Título: Brasil diz que não terá como repassar dinheiro à África
Autor: Chade, Jamil
Fonte: O Estado de São Paulo, 10/04/2010, Economia, p. B8

Produtores africanos estão preocupados com o fato de o acordo feito pelo governo brasileiro com os EUA não os beneficiar

O Brasil não repassará dinheiro aos produtores de algodão dos países africanos, ainda que admita que pode estabelecer um projeto de cooperação. Como o Estado antecipou há dois dias, os governos africanos estão preocupados com a tentativa do Brasil de fechar um acordo com o governo americano para resolver a disputa do algodão. O temor é de que o Brasil obtenha benefícios e que os países africanos saiam da disputa sem nada.

A ideia dos africanos é de que parte dos recursos que serão dados pelos Estados Unidos para o setor privado brasileiro também acabe nos bolsos dos produtores do Mali, Benin, Chade e Burkina Fasso. No Itamaraty, essa possibilidade está afastada. Legalmente, o dinheiro da compensação seria transferido apenas dos americanos aos produtos brasileiros. A Associação Brasileira de Produtores de Algodão rejeita também o repasse do dinheiro, mas admite que pode desenvolver algum tipo de programa de cooperação.

Os governos africanos, então, se reuniram em Genebra com o embaixador do Brasil na Organização Mundial do Comércio (OMC), Roberto Azevedo, e pediram que cópias do pré-entendimento fossem repassados a eles. Não existe um acordo em si, mas apenas uma troca de cartas entre os governos do Brasil e EUA.

Os governos africanos então se reuniram em Genebra com o embaixador do Brasil na OMC, Roberto Azevedo, e pediram que cópias do pré-entendimento fosse repassados a eles. Não existe um acordo em si, apenas uma troca de cartas entre os governos do Brasil e Estados Unidos.

Decepção. Os africanos ficaram surpreendidos com o fato de não terem sido informados antes das negociações. O governo de Burkina Fasso, por exemplo, garante que ficou sabendo do acordo pela imprensa.

Nicolas Imbodem, diretor da entidade Ideias Centre e assessor para os países africanos, não esconde a decepção com a posição adotada pelo Brasil.

"O acordo pode ser bom para ao Brasil, mas não para a luta contra os subsídios", disse. "Com um acordo, o Brasil perde força na negociação", afirmou.

O Itamaraty sabe que terá de lidar com os países africanos e já começa a debater formas de garantir que programas de cooperação ocorram entre o Brasil e o continente africano.

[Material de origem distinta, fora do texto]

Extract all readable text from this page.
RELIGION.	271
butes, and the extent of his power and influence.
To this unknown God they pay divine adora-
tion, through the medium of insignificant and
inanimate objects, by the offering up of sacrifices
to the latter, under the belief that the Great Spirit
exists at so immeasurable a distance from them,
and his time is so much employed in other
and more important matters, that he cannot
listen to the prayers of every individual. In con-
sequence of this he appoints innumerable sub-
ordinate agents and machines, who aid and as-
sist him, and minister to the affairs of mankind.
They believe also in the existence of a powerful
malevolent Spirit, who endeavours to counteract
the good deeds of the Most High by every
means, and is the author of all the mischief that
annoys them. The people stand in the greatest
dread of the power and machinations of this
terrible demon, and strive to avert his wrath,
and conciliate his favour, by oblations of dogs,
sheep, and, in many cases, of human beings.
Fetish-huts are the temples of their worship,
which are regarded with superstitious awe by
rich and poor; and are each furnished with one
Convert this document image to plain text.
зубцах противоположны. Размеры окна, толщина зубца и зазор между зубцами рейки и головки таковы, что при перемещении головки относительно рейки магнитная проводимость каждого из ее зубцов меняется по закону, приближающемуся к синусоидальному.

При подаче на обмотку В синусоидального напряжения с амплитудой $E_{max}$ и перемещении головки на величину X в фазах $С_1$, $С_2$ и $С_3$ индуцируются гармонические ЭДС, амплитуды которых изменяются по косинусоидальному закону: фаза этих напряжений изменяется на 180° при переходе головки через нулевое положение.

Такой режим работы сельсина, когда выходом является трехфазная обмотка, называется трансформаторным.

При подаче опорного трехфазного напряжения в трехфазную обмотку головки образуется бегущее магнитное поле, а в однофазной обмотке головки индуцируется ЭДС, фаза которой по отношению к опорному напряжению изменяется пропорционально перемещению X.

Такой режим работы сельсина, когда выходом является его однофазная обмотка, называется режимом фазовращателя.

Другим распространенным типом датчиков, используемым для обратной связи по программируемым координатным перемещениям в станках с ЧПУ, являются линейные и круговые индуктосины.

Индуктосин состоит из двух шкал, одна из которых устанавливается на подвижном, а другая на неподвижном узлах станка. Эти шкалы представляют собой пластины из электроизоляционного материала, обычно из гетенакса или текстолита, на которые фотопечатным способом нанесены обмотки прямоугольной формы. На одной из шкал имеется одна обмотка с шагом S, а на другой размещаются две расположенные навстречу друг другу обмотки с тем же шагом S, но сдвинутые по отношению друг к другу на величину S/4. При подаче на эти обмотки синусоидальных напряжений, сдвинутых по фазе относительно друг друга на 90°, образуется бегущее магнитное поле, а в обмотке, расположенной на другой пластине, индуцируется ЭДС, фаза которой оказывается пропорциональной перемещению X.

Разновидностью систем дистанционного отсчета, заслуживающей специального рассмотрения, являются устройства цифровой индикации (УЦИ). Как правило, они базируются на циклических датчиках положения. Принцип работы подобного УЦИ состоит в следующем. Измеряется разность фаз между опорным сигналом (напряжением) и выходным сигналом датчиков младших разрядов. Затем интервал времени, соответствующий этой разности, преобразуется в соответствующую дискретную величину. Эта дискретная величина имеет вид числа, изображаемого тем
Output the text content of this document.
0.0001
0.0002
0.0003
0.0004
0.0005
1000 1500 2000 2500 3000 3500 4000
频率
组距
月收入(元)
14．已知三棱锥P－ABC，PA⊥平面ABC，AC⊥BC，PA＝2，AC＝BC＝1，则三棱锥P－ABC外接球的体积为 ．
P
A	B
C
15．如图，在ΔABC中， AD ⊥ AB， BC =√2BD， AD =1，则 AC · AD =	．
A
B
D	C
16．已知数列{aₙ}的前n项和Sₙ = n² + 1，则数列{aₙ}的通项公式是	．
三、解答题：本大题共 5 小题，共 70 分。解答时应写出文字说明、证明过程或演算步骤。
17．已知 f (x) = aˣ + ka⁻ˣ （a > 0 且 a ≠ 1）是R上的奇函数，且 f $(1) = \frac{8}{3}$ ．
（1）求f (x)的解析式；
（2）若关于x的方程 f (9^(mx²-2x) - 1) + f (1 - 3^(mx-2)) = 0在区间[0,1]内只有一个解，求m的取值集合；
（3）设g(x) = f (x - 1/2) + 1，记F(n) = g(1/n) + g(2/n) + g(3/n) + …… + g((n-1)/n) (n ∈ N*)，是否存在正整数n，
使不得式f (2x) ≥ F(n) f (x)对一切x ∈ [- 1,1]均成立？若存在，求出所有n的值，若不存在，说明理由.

Mas, legalmente, os recursos dados pelos americanos teriam de ir diretamente para os produtores brasileiros. Portanto, não seriam repassado em dinheiro aos agricultores africanos.

Rede de apoio. O Brasil passou os últimos oito anos montando uma rede de apoio na África, abrindo embaixadas, estabelecendo escritório da Embrapa na região e adotando um discurso de apoio às causas africanas.

Os países africanos foram convidados a entrar na disputa quando o caso foi lançado em 2003, mas optaram por ficar de fora.

A pressão do governo americano contra esses países, além da fragilidade dos governos africanos, os deixou de fora da disputa. Agora, confessam aos diplomatas brasileiros que lamentam ter tomado essa decisão sete anos atrás.

Para lembrar Disputa foi ganha em 2005

No início da semana, o Brasil anunciou que adiaria a adoção de retaliações contra os Estados Unidos na guerra do algodão. Em 2005, o Itamaraty venceu uma disputa na Organização Mundial do Comércio (OMC) que julgou que os subsídios eram ilegais. Agora, o Brasil poderia aplicar retaliações. Mas um pré-acordo firmado na segunda-feira, entre os governos brasileiro e americano, estabeleceu que Washington criaria um fundo para compensar os produtores de algodão do Brasil. O problema é que a disputa era a grande esperança dos países africanos para ver os subsídios americanos ser retirados. Alguns desses países tiveram sua produção de algodão arrasadas nos últimos anos diante da concorrência desleal da produção africana. Agora, a perspectiva de uma compensação ao Brasil é vista com desconfiança e os africanos querem fazer parte do pacote que deve beneficiar os agricultores brasileiros.